学生時代、旧国鉄の列車を使用して通学していた母にとって、そして、奥能登を愛する人たちにとって、鉄道ファンの人にとっても、忘れられない路線であり、第三セクター鉄道。
前述の郵便車は、小さい頃、図鑑で見て知った。
貨車の中で郵便の仕事をする車輌があるということを。
しかし、調べているうちにわかった。
需要の低下とともに失われてゆき、車輌も解体され、今ではあの能登中島駅に保存されているものを含め、たった4両しか保存されていないと。
しかも、能登中島駅に保存される数年前は、母が利用していた「甲駅」に保存されていたということを。
ちなみに、のと鉄道についてはこちらを参照のこと。
http://ja.wikipedia.org/wiki/%E3%81%AE%E3%81%A8%E9%89%84%E9%81%93
現実を帯びたネタバレ話を一つだけすると、CM内で列車が走り去る方向は、上り線ではなく下り線。金沢の方向へ行くには、反対側のホームに立っていなければならないのだ。
でも、駅という題材を用いてCMを作るに当たり、サントリーのCM担当さんは、とてもすばらしい場所を選んで下さったと思っている。
ユーミンの「春よ、来い」に乗せて、曇り空の中の、別れのシーン。
CMには映し出されていないが、駅舎をくぐってすぐの目の前には波静かな湾が広がっているのだ。

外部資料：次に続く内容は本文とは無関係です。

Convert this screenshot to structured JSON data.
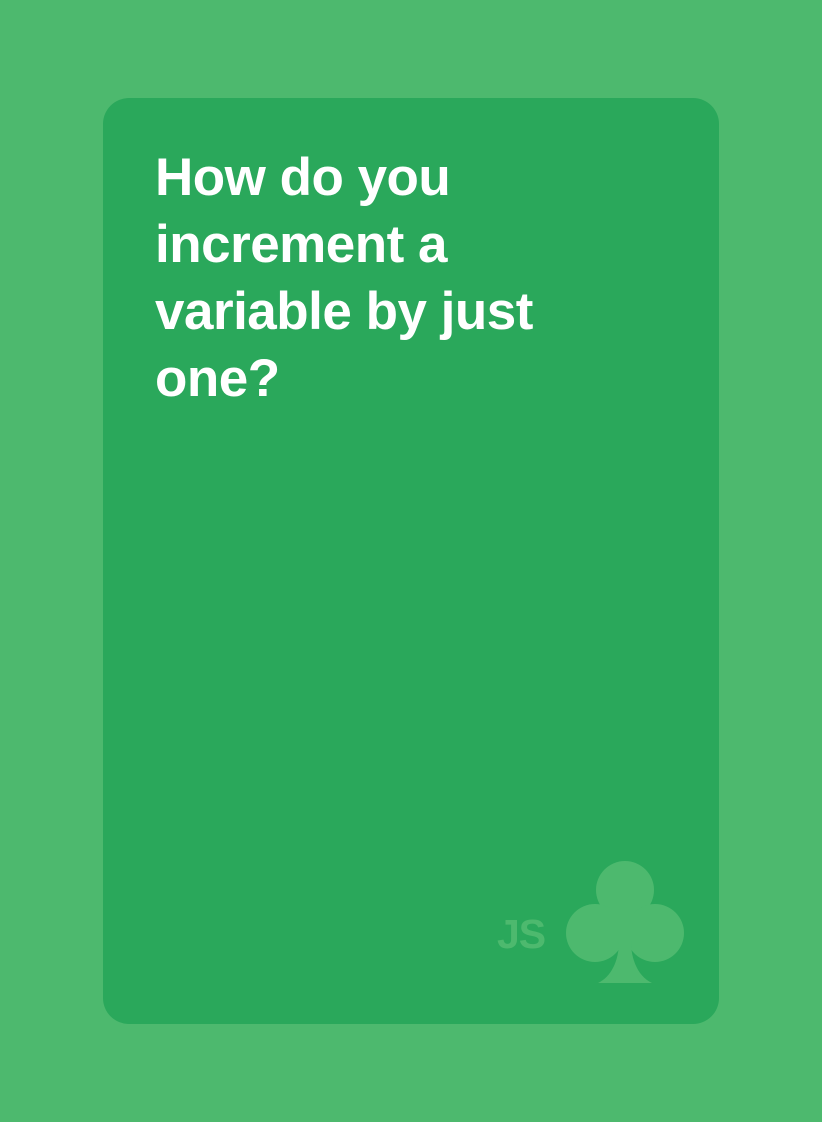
{
  "card": {
    "question": "How do you increment a variable by just one?",
    "brand_label": "JS",
    "brand_icon": "club-icon"
  },
  "colors": {
    "background": "#4db96e",
    "card": "#2aa85b",
    "text": "#ffffff",
    "brand": "#4db96e"
  }
}
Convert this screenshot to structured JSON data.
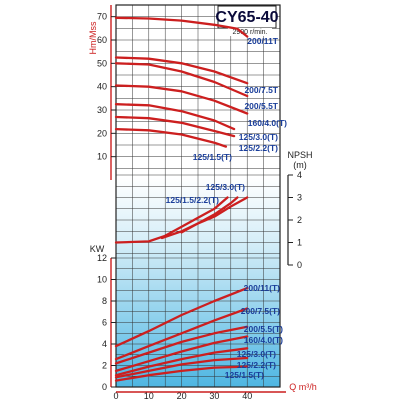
{
  "chart_data": {
    "type": "line",
    "title": "CY65-40",
    "subtitle": "2900 r/min.",
    "xlabel": "Q m³/h",
    "xticks": [
      "0",
      "10",
      "20",
      "30",
      "40"
    ],
    "xlim": [
      0,
      50
    ],
    "colors": {
      "curve": "#cc1f1f",
      "label": "#1a3e9a",
      "axis_red": "#cc1f1f",
      "grid": "#333333",
      "frame": "#222222"
    },
    "head": {
      "ylabel": "Hm/Mss",
      "yticks": [
        "10",
        "20",
        "30",
        "40",
        "50",
        "60",
        "70"
      ],
      "ylim": [
        0,
        75
      ],
      "series": [
        {
          "name": "200/11T",
          "x": [
            0,
            10,
            20,
            30,
            37,
            40
          ],
          "y": [
            69.5,
            69.2,
            68.3,
            66.5,
            64.8,
            61.5
          ]
        },
        {
          "name": "200/7.5T",
          "x": [
            0,
            10,
            20,
            30,
            40
          ],
          "y": [
            52.5,
            52,
            50,
            46.5,
            41.5
          ]
        },
        {
          "name": "200/5.5T",
          "x": [
            0,
            10,
            20,
            30,
            40
          ],
          "y": [
            50,
            49.5,
            46.5,
            42,
            36
          ]
        },
        {
          "name": "160/4.0(T)",
          "x": [
            0,
            10,
            20,
            30,
            40
          ],
          "y": [
            40.5,
            40,
            38,
            34,
            28.5
          ]
        },
        {
          "name": "125/3.0(T)",
          "x": [
            0,
            10,
            20,
            30,
            36
          ],
          "y": [
            32.5,
            32,
            29.5,
            25.5,
            21.8
          ]
        },
        {
          "name": "125/2.2(T)",
          "x": [
            0,
            10,
            20,
            30,
            36
          ],
          "y": [
            27,
            26.5,
            24.5,
            21,
            18.8
          ]
        },
        {
          "name": "125/1.5(T)",
          "x": [
            0,
            10,
            20,
            30,
            33.5
          ],
          "y": [
            21.8,
            21.3,
            19.5,
            16,
            14.3
          ]
        }
      ],
      "labels": [
        "200/11T",
        "200/7.5T",
        "200/5.5T",
        "160/4.0(T)",
        "125/3.0(T)",
        "125/2.2(T)",
        "125/1.5(T)"
      ]
    },
    "npsh": {
      "ylabel": "NPSH",
      "unit": "(m)",
      "yticks": [
        "0",
        "1",
        "2",
        "3",
        "4"
      ],
      "ylim": [
        0,
        4
      ],
      "series": [
        {
          "name": "125/3.0(T)",
          "x": [
            0,
            10,
            15,
            20,
            25,
            30,
            34
          ],
          "y": [
            1.0,
            1.05,
            1.3,
            1.7,
            2.1,
            2.5,
            3.0
          ]
        },
        {
          "name": "125/1.5/2.2(T)",
          "x": [
            14,
            20,
            25,
            30,
            35,
            37
          ],
          "y": [
            1.2,
            1.5,
            1.85,
            2.25,
            2.75,
            3.0
          ]
        },
        {
          "name": "",
          "x": [
            20,
            25,
            30,
            35,
            40
          ],
          "y": [
            1.45,
            1.85,
            2.15,
            2.6,
            3.0
          ]
        }
      ],
      "labels": [
        "125/3.0(T)",
        "125/1.5/2.2(T)"
      ]
    },
    "power": {
      "ylabel": "KW",
      "yticks": [
        "0",
        "2",
        "4",
        "6",
        "8",
        "10",
        "12"
      ],
      "ylim": [
        0,
        12
      ],
      "series": [
        {
          "name": "200/11(T)",
          "x": [
            0,
            10,
            20,
            30,
            40
          ],
          "y": [
            3.8,
            5.2,
            6.7,
            8.0,
            9.2
          ]
        },
        {
          "name": "200/7.5(T)",
          "x": [
            0,
            10,
            20,
            30,
            40
          ],
          "y": [
            2.6,
            3.8,
            5.0,
            6.2,
            7.3
          ]
        },
        {
          "name": "200/5.5(T)",
          "x": [
            0,
            10,
            20,
            30,
            40
          ],
          "y": [
            2.2,
            3.2,
            4.2,
            5.0,
            5.6
          ]
        },
        {
          "name": "160/4.0(T)",
          "x": [
            0,
            10,
            20,
            30,
            40
          ],
          "y": [
            1.5,
            2.4,
            3.3,
            4.1,
            4.7
          ]
        },
        {
          "name": "125/3.0(T)",
          "x": [
            0,
            10,
            20,
            30,
            40
          ],
          "y": [
            1.1,
            1.9,
            2.6,
            3.2,
            3.6
          ]
        },
        {
          "name": "125/2.2(T)",
          "x": [
            0,
            10,
            20,
            30,
            40
          ],
          "y": [
            0.9,
            1.5,
            2.1,
            2.5,
            2.7
          ]
        },
        {
          "name": "125/1.5(T)",
          "x": [
            0,
            10,
            20,
            30,
            40
          ],
          "y": [
            0.6,
            1.1,
            1.5,
            1.8,
            1.9
          ]
        }
      ],
      "labels": [
        "200/11(T)",
        "200/7.5(T)",
        "200/5.5(T)",
        "160/4.0(T)",
        "125/3.0(T)",
        "125/2.2(T)",
        "125/1.5(T)"
      ]
    },
    "grid": true
  }
}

そして、このシリーズには欠かせない(?)、思わず笑ってしまうシーン。
これをお読みになって下さった皆様。特に県外の皆様。
この喜びを、こみ上げるさまざまな想いを誰に伝えよう―
そう思って、私はこの記事を書いている。
時々、ラジオや道行く人での話題になるのですが、「石川県の『穴場スポット』って何処?」という質問が寄せられるときがあるのだが。
ここも・・・その一つだ。
鉄道ファンならずとも、訪れて欲しいのと鉄道沿線。
ここから先の中能登~奥能登にかけては、まだまだ風光明媚な美しいところがたくさんあります。
ドラマや映画だけではなく、CMの撮影で使われた「メイキングスポット」を巡ってみるのも、旅の一プランとしては面白いのではないだろうか。